Big win for NRI taxpayer:
ITAT Chennai rules US-based individual qualifies as non-resident, no tax in India on overseas earnings
Jan 6, 2026
Synopsis
An NRI successfully challenged the Indian tax department's decision to tax his global income. The Income Tax Appellate Tribunal (ITAT) Chennai ruled that Mr. Dhinakaran qualified as a non-resident, restoring his tax benefits. The tribunal emphasized that holding a managerial position doesn't disqualify one from being considered an employee under tax law, provided a contractual service relationship exists.
On October 31, 2025, the Income Tax Appellate Tribunal (ITAT) Chennai ruled that just because someone holds the title of managing director, it doesn’t mean they aren’t considered an employee. This judgement came against the backdrop of a case filed by Mr.Dhinakaran, who found his global income taxed in India even though he is an NRI.

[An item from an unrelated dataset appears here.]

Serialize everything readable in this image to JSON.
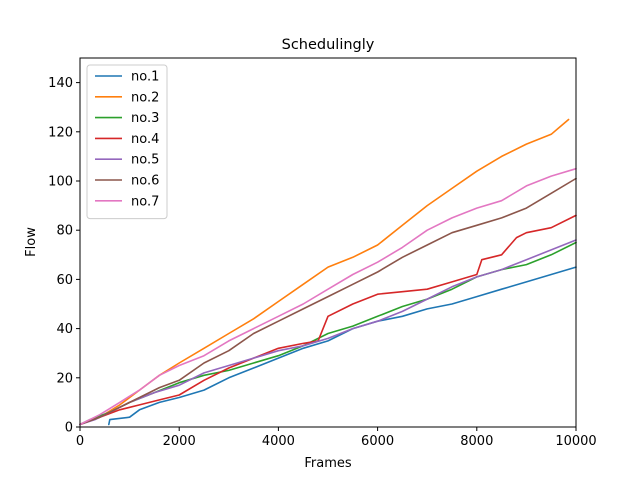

For those who might not know, only the income earned in India by an NRI can be taxed here, while their global income should be exempt. In Mr. Dhinakaran’s situation, he was taxed as if he were resident of India, missing out on the benefits of Section 6(1) of the Income Tax Act, 1961.

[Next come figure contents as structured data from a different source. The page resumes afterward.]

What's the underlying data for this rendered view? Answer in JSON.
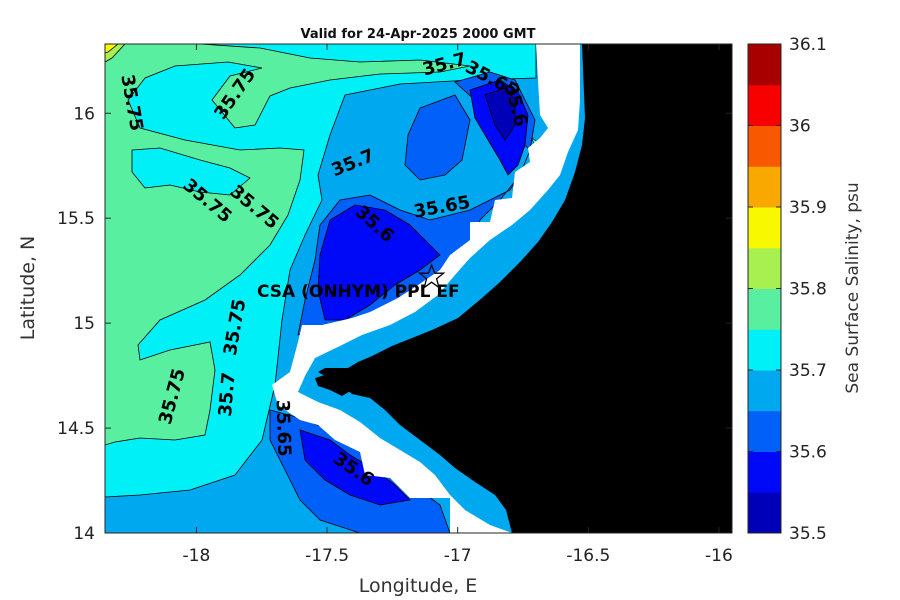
{
  "title": "Valid for 24-Apr-2025 2000 GMT",
  "map_data": {
    "type": "filled-contour",
    "variable": "Sea Surface Salinity",
    "xlabel": "Longitude, E",
    "ylabel": "Latitude, N",
    "x_ticks": [
      "-18",
      "-17.5",
      "-17",
      "-16.5",
      "-16"
    ],
    "x_tick_values": [
      -18,
      -17.5,
      -17,
      -16.5,
      -16
    ],
    "y_ticks": [
      "16",
      "15.5",
      "15",
      "14.5",
      "14"
    ],
    "y_tick_values": [
      16,
      15.5,
      15,
      14.5,
      14
    ],
    "xlim": [
      -18.35,
      -15.95
    ],
    "ylim": [
      14,
      16.33
    ],
    "site": {
      "name": "CSA (ONHYM) PPL EF",
      "lon": -17.1,
      "lat": 15.22
    },
    "contour_labels": [
      {
        "text": "35.75",
        "lon": -18.25,
        "lat": 16.05,
        "angle": 80
      },
      {
        "text": "35.75",
        "lon": -17.85,
        "lat": 16.09,
        "angle": -55
      },
      {
        "text": "35.75",
        "lon": -17.96,
        "lat": 15.58,
        "angle": 40
      },
      {
        "text": "35.75",
        "lon": -17.78,
        "lat": 15.55,
        "angle": 40
      },
      {
        "text": "35.7",
        "lon": -17.05,
        "lat": 16.23,
        "angle": -15
      },
      {
        "text": "35.65",
        "lon": -16.87,
        "lat": 16.16,
        "angle": 28
      },
      {
        "text": "35.6",
        "lon": -16.78,
        "lat": 16.04,
        "angle": 75
      },
      {
        "text": "35.7",
        "lon": -17.4,
        "lat": 15.76,
        "angle": -22
      },
      {
        "text": "35.65",
        "lon": -17.06,
        "lat": 15.55,
        "angle": -10
      },
      {
        "text": "35.6",
        "lon": -17.32,
        "lat": 15.47,
        "angle": 42
      },
      {
        "text": "35.75",
        "lon": -17.85,
        "lat": 14.98,
        "angle": -80
      },
      {
        "text": "35.75",
        "lon": -18.09,
        "lat": 14.65,
        "angle": -75
      },
      {
        "text": "35.7",
        "lon": -17.88,
        "lat": 14.66,
        "angle": -85
      },
      {
        "text": "35.65",
        "lon": -17.67,
        "lat": 14.5,
        "angle": 88
      },
      {
        "text": "35.6",
        "lon": -17.4,
        "lat": 14.3,
        "angle": 35
      }
    ]
  },
  "colorbar": {
    "label": "Sea Surface Salinity, psu",
    "tick_labels": [
      "36.1",
      "36",
      "35.9",
      "35.8",
      "35.7",
      "35.6",
      "35.5"
    ],
    "tick_values": [
      36.1,
      36.0,
      35.9,
      35.8,
      35.7,
      35.6,
      35.5
    ],
    "range": [
      35.5,
      36.1
    ],
    "levels": [
      35.5,
      35.55,
      35.6,
      35.65,
      35.7,
      35.75,
      35.8,
      35.85,
      35.9,
      35.95,
      36.0,
      36.05,
      36.1
    ],
    "colors": [
      "#0000b8",
      "#0008f8",
      "#0060f8",
      "#00a8f0",
      "#00f0f8",
      "#58f0a0",
      "#a8f050",
      "#f8f800",
      "#f8a800",
      "#f85800",
      "#f80000",
      "#a80000"
    ]
  },
  "colors": {
    "land": "#000000",
    "nodata": "#ffffff",
    "c3565": "#00a8f0",
    "c357": "#00f0f8",
    "c3575": "#58f0a0",
    "c356": "#0060f8",
    "c3555": "#0008f8",
    "c358": "#a8f050",
    "c3585": "#f8f800"
  }
}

Explanation 1(a) to section 6(1) of the Income Tax Act provides that “an individual who is a citizen of India and who leaves India in any previous year for the purposes of employment outside India shall not be treated as resident unless he stays in India for 182 days or more during that year”. However, the income tax department said that Mr. Dhinakaran held a managerial or controlling position in JCI (USA) and, therefore, should not be considered an “employee” for the purpose of Explanation 1(a).

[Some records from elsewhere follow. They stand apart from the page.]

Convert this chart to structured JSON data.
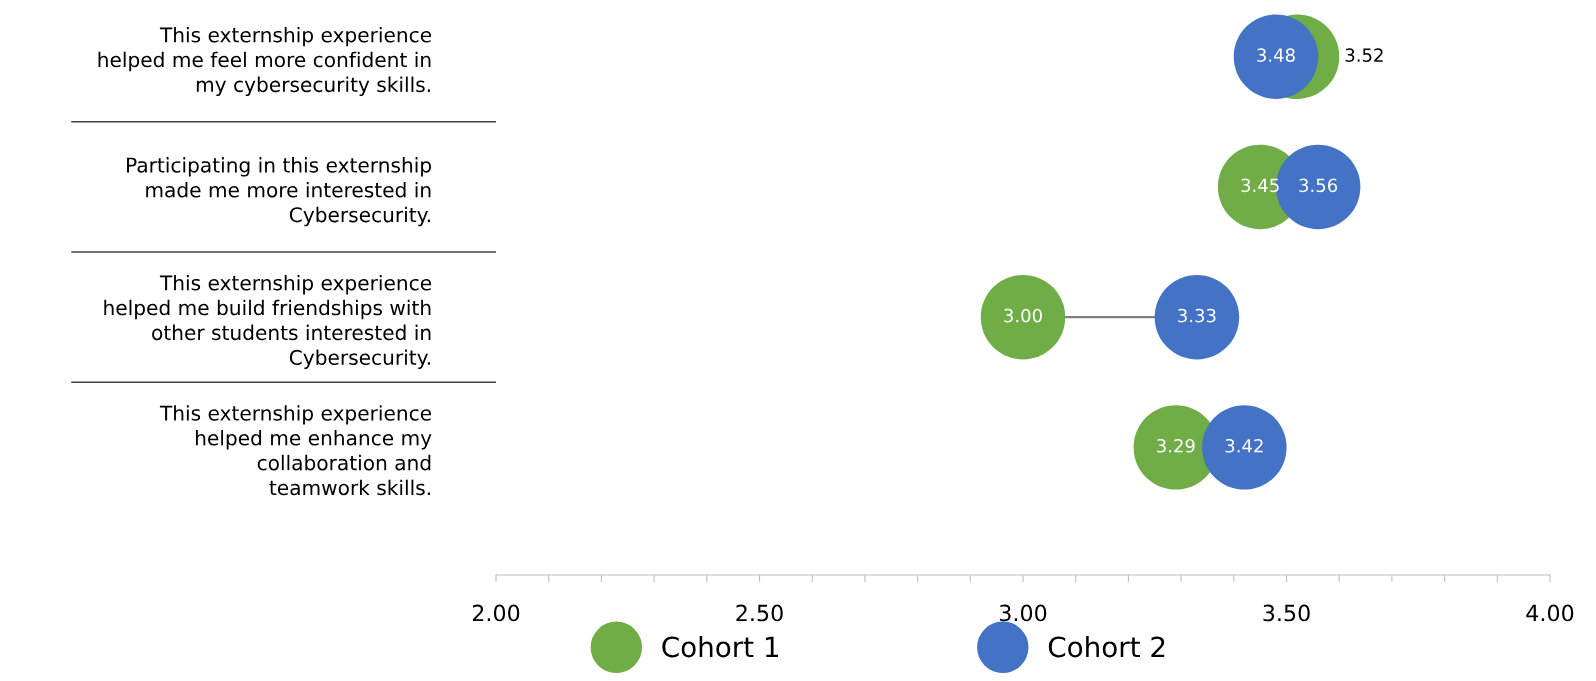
{
  "chart_data": {
    "type": "scatter",
    "orientation": "horizontal",
    "categories": [
      "This externship experience\nhelped me feel more confident in\nmy cybersecurity skills.",
      "Participating in this externship\nmade me more interested in\nCybersecurity.",
      "This externship experience\nhelped me build friendships with\nother students interested in\nCybersecurity.",
      "This externship experience\nhelped me enhance my\ncollaboration and\nteamwork skills."
    ],
    "series": [
      {
        "name": "Cohort 1",
        "color": "#70ad47",
        "values": [
          3.52,
          3.45,
          3.0,
          3.29
        ],
        "value_labels": [
          "3.52",
          "3.45",
          "3.00",
          "3.29"
        ]
      },
      {
        "name": "Cohort 2",
        "color": "#4472c4",
        "values": [
          3.48,
          3.56,
          3.33,
          3.42
        ],
        "value_labels": [
          "3.48",
          "3.56",
          "3.33",
          "3.42"
        ]
      }
    ],
    "xlim": [
      2,
      4
    ],
    "xticks": [
      {
        "value": 2,
        "label": "2.00"
      },
      {
        "value": 2.1,
        "label": null
      },
      {
        "value": 2.2,
        "label": null
      },
      {
        "value": 2.3,
        "label": null
      },
      {
        "value": 2.4,
        "label": null
      },
      {
        "value": 2.5,
        "label": "2.50"
      },
      {
        "value": 2.6,
        "label": null
      },
      {
        "value": 2.7,
        "label": null
      },
      {
        "value": 2.8,
        "label": null
      },
      {
        "value": 2.9,
        "label": null
      },
      {
        "value": 3,
        "label": "3.00"
      },
      {
        "value": 3.1,
        "label": null
      },
      {
        "value": 3.2,
        "label": null
      },
      {
        "value": 3.3,
        "label": null
      },
      {
        "value": 3.4,
        "label": null
      },
      {
        "value": 3.5,
        "label": "3.50"
      },
      {
        "value": 3.6,
        "label": null
      },
      {
        "value": 3.7,
        "label": null
      },
      {
        "value": 3.8,
        "label": null
      },
      {
        "value": 3.9,
        "label": null
      },
      {
        "value": 4,
        "label": "4.00"
      }
    ],
    "marker": "circle",
    "legend": "bottom",
    "grid": false
  }
}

ITAT Chennai rejected this position taken by the income tax department and said: “The expression “employment” used in the statute does not make any distinction based on designation or seniority. Whether the individual serves in a junior capacity or as a senior executive, what is material is the existence of a contractual relationship of service.”
Summary of the judgement
Chartered Accountant Suresh Surana, said to ET Wealth Online: In the given case (ITAT Nos.1562, 1563, 1591 & 1592/Chny/2025), the taxpayer is an Indian citizen who had left India in 2011 to take up employment with USA based tax-exempt organization incorporated in the United States. For the assessment years (AYs) 2015-16 to 2018-19, he filed his rincome tax returns (ITRs) declaring income in the status of a Non-Resident, disclosing only income accruing or arising in India.
Surana says that following a search under Section 132, the Assessing Officer (AO) treated him as a Resident under Section 6(1)(a) and (c) and consequently taxed his global income, including deposits in foreign bank accounts and credit card expenses incurred abroad.